A report from the Centers for Disease Control and Prevention this month shows the U.S. suicide rate rose by a quarter between 1999 and 2016. That and two celebrity deaths this month — those of fashion designer Kate Spade, 55, and chef Anthony Bourdain, 61 — have raised the nation's consciousness about depression and suicide prevention.
But mental illness can set in much earlier than adulthood. More than half of lifetime mental illnesses begin before age 14, according to the National Alliance on Mental Illness. Yet the average person waits 10 years after the first symptoms occur before getting treatment.
By educating children of all ages about mental health, the hope is that they will learn how to recognize early symptoms in themselves and their friends and seek help before a crisis develops, said Paul Gionfriddo, president and CEO of Mental Health America, a nonprofit that advocates for better mental health care.
"People are talking more about youth mental health and the effects of trauma on kids, but it's taken a long time to get traction. I think what we've seen recently in terms of school shootings is spurring this," Gionfriddo said. "It wouldn't surprise me to see a number of states go in the same direction over the next few years," he said, referring to New York and Virginia.
The rate of adolescents experiencing major depression surged nearly 40 percent from 2005 to 2014, according to a study by researchers at the Johns Hopkins University School of Medicine, rising to an estimated 2.2 million depressed children ages 12 to 17, according to the most recent federal data.
Teen suicides also have spiked. According to the CDC, the suicide rate among boys ages 15 to 19 increased by nearly a third between 2007 and 2015; the suicide rate among girls the same age more than doubled.
But that only accounts for the deaths. Nearly 9 percent of youths in grades nine through 12 attempted suicide in the past year, according to the CDC's 2015 Youth Risk Behaviors Survey.
In response, many states have increased funding for school counseling and added psychologists to their health staffs. Others are thinking of doing the same. Republican Texas Gov. Greg Abbott this month recommended adding more counselors to schools following a mass shooting at a Santa Fe school. His is one of 20 states that don't require school counselors.
And most states have adopted so-called mental health first aid programs to train first responders, primary care physicians, teachers and other school personnel to detect the signs of mental illness and addiction and provide preventive measures including referral to treatment.

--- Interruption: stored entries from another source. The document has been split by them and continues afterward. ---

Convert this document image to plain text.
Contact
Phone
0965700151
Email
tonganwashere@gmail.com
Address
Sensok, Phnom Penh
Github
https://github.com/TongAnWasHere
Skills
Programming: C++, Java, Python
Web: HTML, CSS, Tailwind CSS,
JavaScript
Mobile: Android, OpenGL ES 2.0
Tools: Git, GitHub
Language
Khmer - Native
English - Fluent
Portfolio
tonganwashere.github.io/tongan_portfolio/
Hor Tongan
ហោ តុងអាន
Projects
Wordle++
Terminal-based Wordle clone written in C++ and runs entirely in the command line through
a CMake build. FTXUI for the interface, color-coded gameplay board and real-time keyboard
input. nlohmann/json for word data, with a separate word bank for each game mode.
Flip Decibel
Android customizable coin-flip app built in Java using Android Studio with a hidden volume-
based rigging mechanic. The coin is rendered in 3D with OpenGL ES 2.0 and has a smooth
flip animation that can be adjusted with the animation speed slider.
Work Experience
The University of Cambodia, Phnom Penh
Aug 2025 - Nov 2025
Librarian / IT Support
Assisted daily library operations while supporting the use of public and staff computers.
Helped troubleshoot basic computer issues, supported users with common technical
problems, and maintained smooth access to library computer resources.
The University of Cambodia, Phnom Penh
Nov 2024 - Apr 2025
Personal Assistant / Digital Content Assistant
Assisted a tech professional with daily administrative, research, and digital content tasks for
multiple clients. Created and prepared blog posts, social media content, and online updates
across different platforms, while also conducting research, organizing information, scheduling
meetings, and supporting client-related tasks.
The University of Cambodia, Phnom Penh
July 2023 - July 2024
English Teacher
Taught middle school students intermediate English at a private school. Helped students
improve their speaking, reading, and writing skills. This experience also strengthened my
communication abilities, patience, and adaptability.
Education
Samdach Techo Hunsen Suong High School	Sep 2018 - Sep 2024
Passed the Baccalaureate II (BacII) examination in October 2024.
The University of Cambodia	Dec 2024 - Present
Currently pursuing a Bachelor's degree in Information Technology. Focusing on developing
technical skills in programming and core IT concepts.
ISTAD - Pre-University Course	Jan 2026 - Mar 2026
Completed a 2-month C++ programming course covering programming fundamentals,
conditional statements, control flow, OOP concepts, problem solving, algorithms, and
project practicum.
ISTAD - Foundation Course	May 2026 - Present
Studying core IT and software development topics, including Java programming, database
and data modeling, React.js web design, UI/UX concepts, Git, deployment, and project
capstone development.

In addition, a slim majority of states mandate suicide prevention training for school personnel, and close to a dozen states require annual courses. More than a dozen states encourage and facilitate training, but do not require it.

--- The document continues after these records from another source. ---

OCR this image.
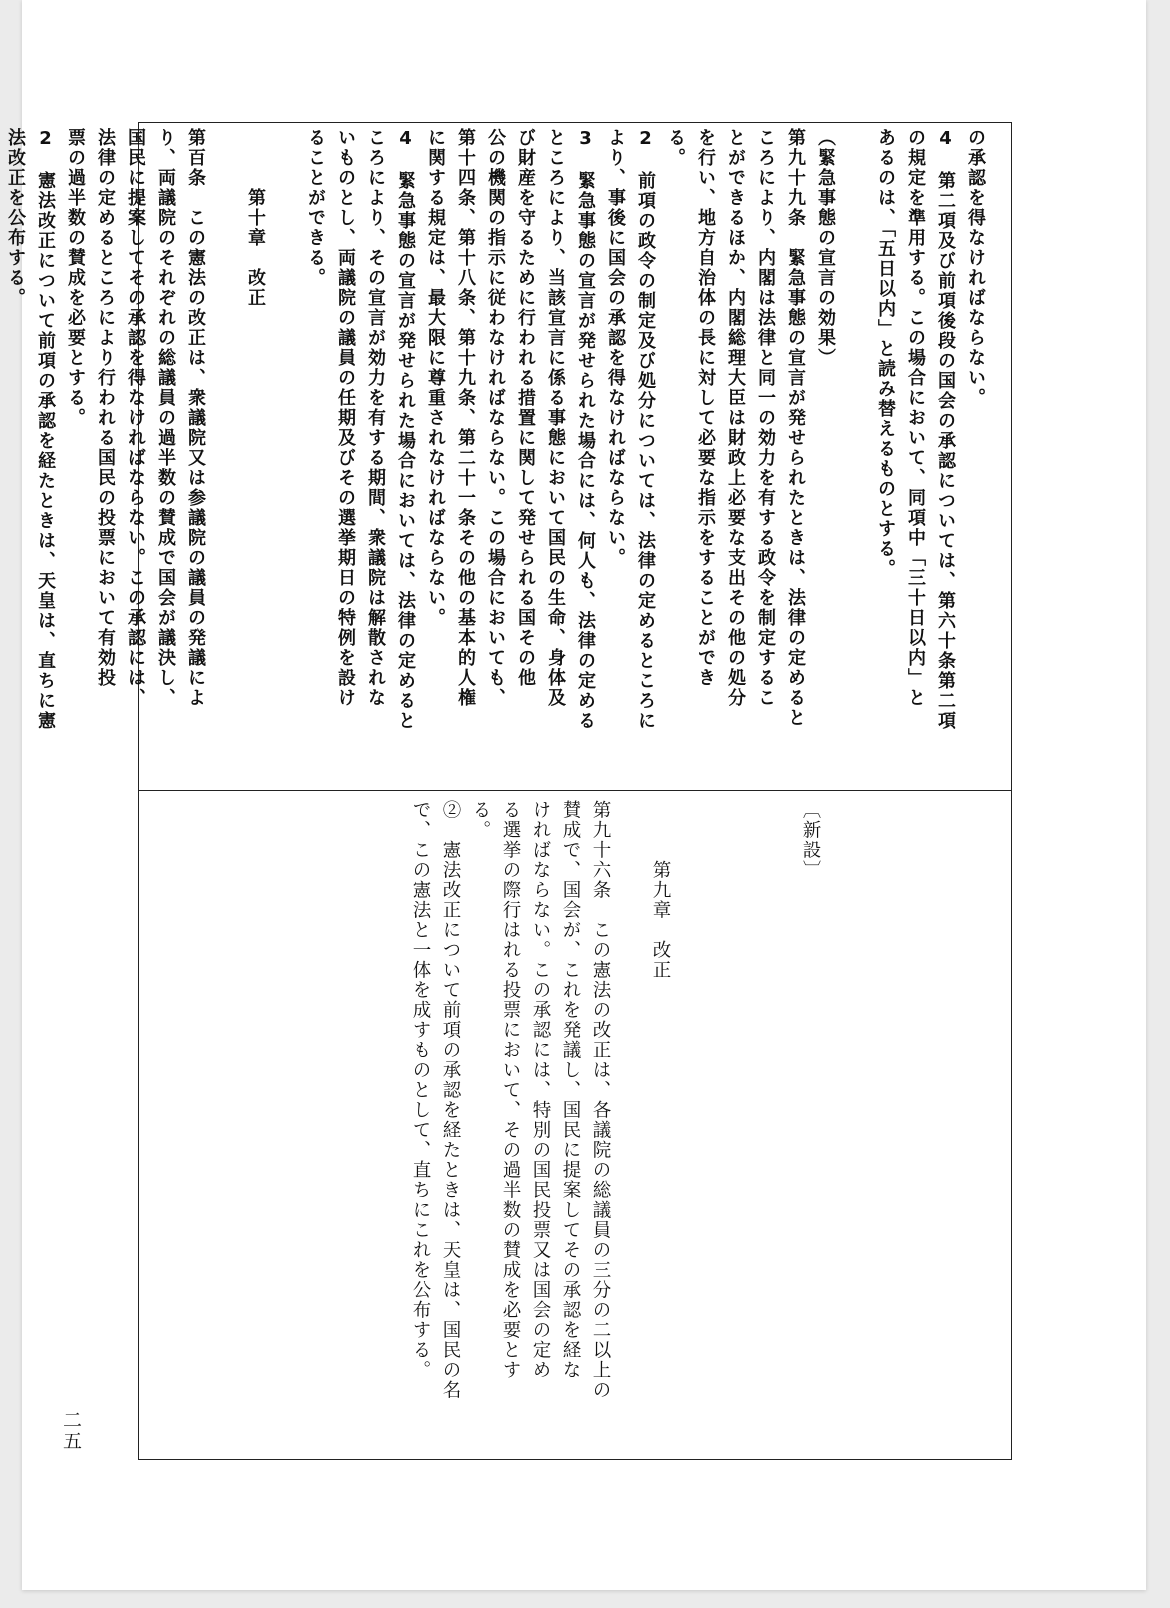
の承認を得なければならない。
4　第二項及び前項後段の国会の承認については、第六十条第二項
の規定を準用する。この場合において、同項中「三十日以内」と
あるのは、「五日以内」と読み替えるものとする。

（緊急事態の宣言の効果）
第九十九条　緊急事態の宣言が発せられたときは、法律の定めると
ころにより、内閣は法律と同一の効力を有する政令を制定するこ
とができるほか、内閣総理大臣は財政上必要な支出その他の処分
を行い、地方自治体の長に対して必要な指示をすることができ
る。
2　前項の政令の制定及び処分については、法律の定めるところに
より、事後に国会の承認を得なければならない。
3　緊急事態の宣言が発せられた場合には、何人も、法律の定める
ところにより、当該宣言に係る事態において国民の生命、身体及
び財産を守るために行われる措置に関して発せられる国その他
公の機関の指示に従わなければならない。この場合においても、
第十四条、第十八条、第十九条、第二十一条その他の基本的人権
に関する規定は、最大限に尊重されなければならない。
4　緊急事態の宣言が発せられた場合においては、法律の定めると
ころにより、その宣言が効力を有する期間、衆議院は解散されな
いものとし、両議院の議員の任期及びその選挙期日の特例を設け
ることができる。

　　　第十章　改正

第百条　この憲法の改正は、衆議院又は参議院の議員の発議によ
り、両議院のそれぞれの総議員の過半数の賛成で国会が議決し、
国民に提案してその承認を得なければならない。この承認には、
法律の定めるところにより行われる国民の投票において有効投
票の過半数の賛成を必要とする。
2　憲法改正について前項の承認を経たときは、天皇は、直ちに憲
法改正を公布する。
〔新設〕

　　　第九章　改正

第九十六条　この憲法の改正は、各議院の総議員の三分の二以上の
賛成で、国会が、これを発議し、国民に提案してその承認を経な
ければならない。この承認には、特別の国民投票又は国会の定め
る選挙の際行はれる投票において、その過半数の賛成を必要とす
る。
②　憲法改正について前項の承認を経たときは、天皇は、国民の名
で、この憲法と一体を成すものとして、直ちにこれを公布する。
二五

In New York, it was a nonprofit mental health group that came up with the idea of requiring schools to educate students about mental illness in all grades. That was seven years ago.
The Legislature was immediately interested, said John Richter, the public policy director for the Mental Health Association in New York State Inc. "The problem was finding a way to cut in line ahead of dozens of other competing educational issues."
It was the opioid crisis and its strong connection with mental illness that ultimately allowed the New York Assembly's education committee to bring the mental health bill to a vote in 2016, Richter said. Armed with research showing that people with mental conditions often self-medicate with drugs and alcohol, the chairman found an eager audience of lawmakers who wanted to do everything they could to quell the overdose epidemic, he said.
According to the National Institute on Drug Abuse, people with a mood or anxiety disorder are more than twice as likely to develop an addiction to opioids and other drugs.
New York's law doesn't prescribe a specific classroom curriculum for mental health, leaving the details up to the board of education. But the state is giving $1 million a year to the mental health association to offer an online mental health resource center and free training services for teachers starting in July.
"The life students live today is very different from what it was just 10 years ago," Clifton's Verga said. "Technology and social media have taken over. Kids are getting cellphones at an earlier age and facing escalating academic expectations and standardized assessments starting in third grade."